Selva Almada’s exquisitely crafted début, with its limpid and confident prose, is profound and poetic, a tactile experience of arid landscapes, heat, squat trees, broken cars, sweat-stained shirts, and ruined lives. The Wind That Lays Waste is a philosophical, beautiful, and powerfully distinctive novel that marks the arrival in English of an author whose talent and poise are undeniable.

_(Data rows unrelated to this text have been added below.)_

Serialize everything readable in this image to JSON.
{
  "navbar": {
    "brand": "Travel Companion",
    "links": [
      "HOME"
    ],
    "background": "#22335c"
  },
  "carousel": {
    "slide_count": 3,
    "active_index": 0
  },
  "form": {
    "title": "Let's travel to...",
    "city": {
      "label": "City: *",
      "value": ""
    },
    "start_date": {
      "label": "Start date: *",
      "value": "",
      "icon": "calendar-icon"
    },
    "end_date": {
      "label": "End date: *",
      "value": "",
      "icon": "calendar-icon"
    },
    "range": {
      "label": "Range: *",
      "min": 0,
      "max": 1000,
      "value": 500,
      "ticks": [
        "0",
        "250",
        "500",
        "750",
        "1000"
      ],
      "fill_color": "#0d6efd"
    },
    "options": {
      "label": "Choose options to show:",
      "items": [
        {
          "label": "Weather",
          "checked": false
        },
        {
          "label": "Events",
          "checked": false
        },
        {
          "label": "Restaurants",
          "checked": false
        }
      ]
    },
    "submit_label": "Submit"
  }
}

Selva Almada, Chris Andrews (Translator)
Compared to Carson McCullers, William Faulkner, Flannery O’Connor, Sara Gallardo and Juan Carlos Onetti, Selva Almada (Entre Ríos, Argentina, 1973) is considered one of the most powerful voices of contemporary Argentinian and Latin American literature and one of the most influential feminist intellectuals of the region. Including her début The Wind that Lays Waste, she has published two novels, a book of short stories, a book of journalistic fiction and a kind of film diary (written in the set of Lucrecia Martel’s most recent film Zama, based on Antonio di Benedetto’s novel). She has been finalist of the Rodolfo Walsh Award and of the Tigre Juan Award (both in Spain). Her work has been translated into French, Italian, Portuguese, German, Dutch, Swedish and Turkish. This is her first book to appear in English (being published in collaboration with Graywolf Press, US).
Chris Andrews teaches at Western Sydney University in Australia. He was born in Newcastle (New South Wales) in 1962, and educated at the University of Melbourne, where he taught in the French department from 1995 to 2008. He has translated various books of fiction from Spanish to English, including Roberto Bolaño’s By Night in Chile, César Aira’s Ghosts, Rodrigo Rey Rosa’s Severina and Marcelo Cohen’s Melodrome. He is the author of two critical studies: Poetry and Cosmogony: Science in the Writing of Queneau and Ponge and Roberto Bolaño’s Fiction: An Expanding Universe. He has also published two collections of poems: Cut Lunch and Lime Green Chair.